Johannes Brahms & Frank Bridges
“Piano Trios”
Hyung-ki Joo (pianoforte) – Rafal Zambrzycki-Payne (violino) – Thomas Carroll (violoncello)
CD Paladino Records pmr 007
Ogni volta che ascolto (e cerco di farlo spesso) il meraviglioso Trio in si bemolle maggiore op. 8 di Johannes Brahms non posso fare a meno di chiedermi che cosa aveva dentro di sé, che cosa poteva avvertire nelle corde dell’animo il sommo compositore amburghese quando lo compose nel 1853, all’età di vent’anni. Una domanda più che lecita di fronte all’abissale profondità di questo capolavoro, alla struggente bellezza espressiva di cui è impregnato, alla capacità di coniugare e dominare la necessità impellente e inderogabile di esprimere l’insondabile conchiudendola mirabilmente in una struttura formale che, a parte quale lecita manchevolezza (soprattutto nell’ultimo tempo), è intrisa di una maturità stilistica da lasciare attoniti. In un certo senso questo Trio rappresentò il biglietto di visita, la porta di accesso attraverso la quale un giovane di ottime speranze, dal pallido e imberbe volto illuminato dal ceruleo degli occhi, conquistò con le sue primissime composizioni Robert Schumann, colui che lo avrebbe lanciato nel firmamento della musica romantica del tempo, prima di spegnersi lui stesso, annichilito dalle tenebre della follia, in una clinica psichiatrica tre anni dopo.

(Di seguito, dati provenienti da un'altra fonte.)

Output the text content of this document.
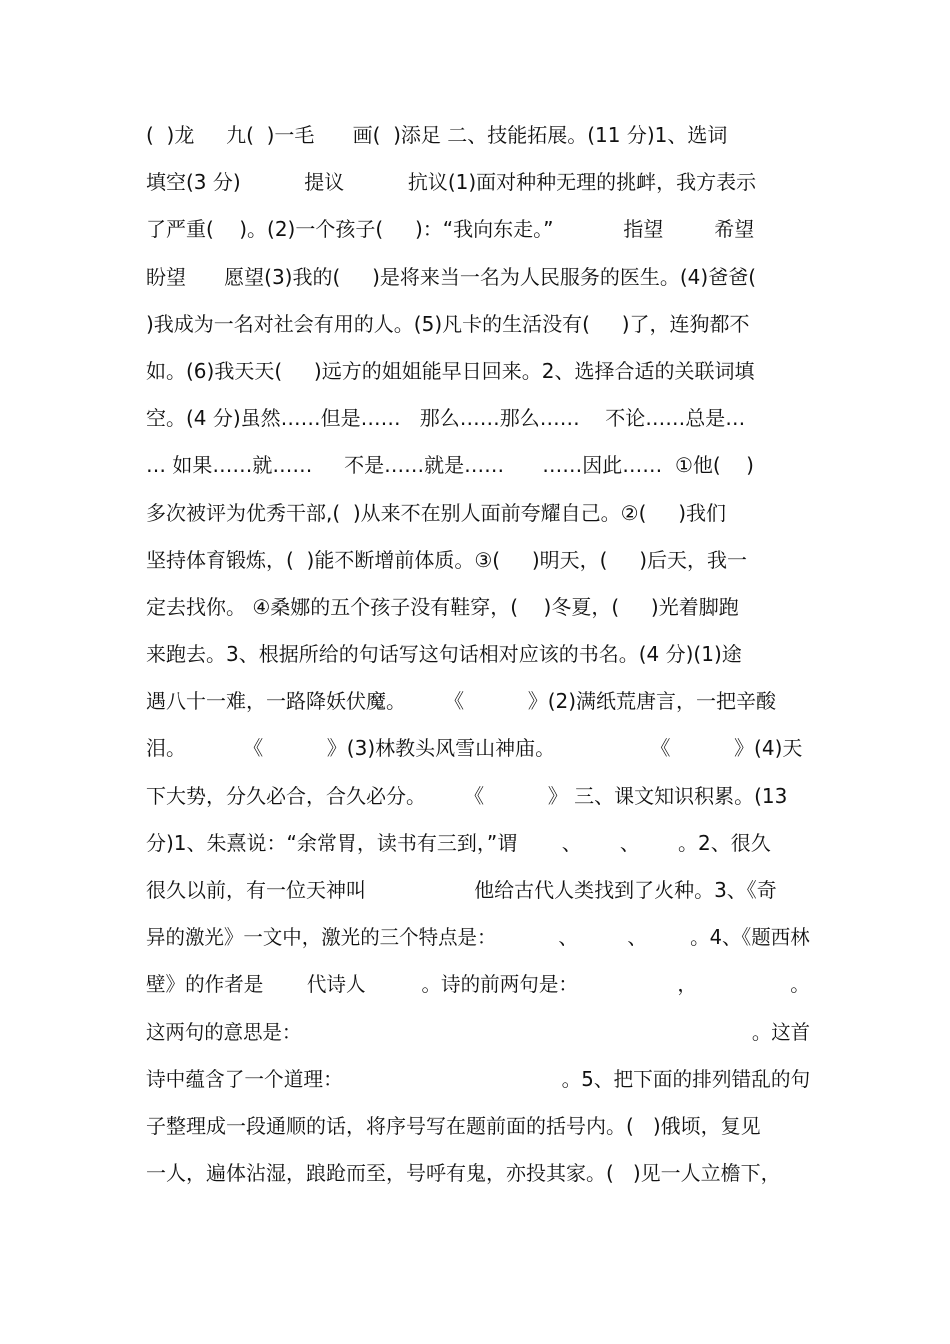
(  )龙     九(  )一毛      画(  )添足 二、技能拓展。(11 分)1、选词
填空(3 分)          提议          抗议(1)面对种种无理的挑衅，我方表示
了严重(    )。(2)一个孩子(     )：“我向东走。”           指望        希望
盼望      愿望(3)我的(     )是将来当一名为人民服务的医生。(4)爸爸(
)我成为一名对社会有用的人。(5)凡卡的生活没有(     )了，连狗都不
如。(6)我天天(     )远方的姐姐能早日回来。2、选择合适的关联词填
空。(4 分)虽然……但是……   那么……那么……    不论……总是…
… 如果……就……     不是……就是……      ……因此……  ①他(    )
多次被评为优秀干部,(  )从来不在别人面前夸耀自己。②(     )我们
坚持体育锻炼，(  )能不断增前体质。③(     )明天，(     )后天，我一
定去找你。 ④桑娜的五个孩子没有鞋穿，(    )冬夏，(     )光着脚跑
来跑去。3、根据所给的句话写这句话相对应该的书名。(4 分)(1)途
遇八十一难，一路降妖伏魔。      《          》(2)满纸荒唐言，一把辛酸
泪。         《          》(3)林教头风雪山神庙。               《          》(4)天
下大势，分久必合，合久必分。      《          》 三、课文知识积累。(13
分)1、朱熹说：“余常胃，读书有三到，”谓       、      、      。2、很久
很久以前，有一位天神叫                 他给古代人类找到了火种。3、《奇
异的激光》一文中，激光的三个特点是：          、        、       。4、《题西林
壁》的作者是       代诗人         。诗的前两句是：                ，               。
这两句的意思是：                                                                         。这首
诗中蕴含了一个道理：                                   。5、把下面的排列错乱的句
子整理成一段通顺的话，将序号写在题前面的括号内。(   )俄顷，复见
一人，遍体沾湿，踉跄而至，号呼有鬼，亦投其家。(   )见一人立檐下，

Non è quindi un caso che Brahms, il quale era poco avvezzo a riprendere in mano opere da lui già composte e stampate, volle nel 1889 rivedere la partitura del suo Trio giovanile, prosciugando di quasi un terzo proprio l’ultimo tempo e sistemando altri passaggi nei restanti movimenti. Ed è proprio questa la versione scelta nella presente registrazione, effettuata da Hyung-ki Joo al pianoforte, Rafal Zambrzycki-Payne al violino e Thomas Carroll al violoncello, unitamente a una pagina del compositore postromantico inglese Frank Brigde, l’intrigante Fantasia n. 1 in do minore, scritta nel 1907 e la cui scrittura risente del capolavoro brahmsiano, proiettando idealmente la sua scrittura nell’alveo di inizio Novecento. In effetti, quest’opera di Bridge rappresenta già un approccio al distacco definitivo, portato avanti soprattutto da coloro che abbracceranno l’espressionismo, dall’arcipelago romantico del secondo Ottocento, attraverso un linguaggio nel quale l’elemento di tensione stilistica, la presenza di materiale dissonante e una frammentazione melodica già descrivono un segnale di tale cambiamento.
Davvero più che convincente la lettura fatta dal giovane trio inglese che se non rinuncia a un approccio lirico e appassionato del capolavoro brahmsiano, allo stesso tempo immette in esso degli squarci nei quali far colare quelle pulsioni destabilizzanti che fanno squillare il campanello d’allarme di un romanticismo già messo in discussione, profetizzandone quella crisi che si concretizzerà alcuni decenni più tardi. Sulla stessa linea interpretativa si colloca l’esecuzione della pagina di Bridge, intensa, appassionata, lucida e implacabile nella sua enunciazione di una modernità ormai ineluttabile.
Buona la presa del suono effettuata nel Recital Hall della Yehudi Menuhin School di Londra da Andrew Mellor, con tutti i parametri più che validi, capaci di restituire una riproduzione della dinamica e dello spazio sonoro nel quale i tre strumenti vengono ricostruiti in modo verosimile e congruo.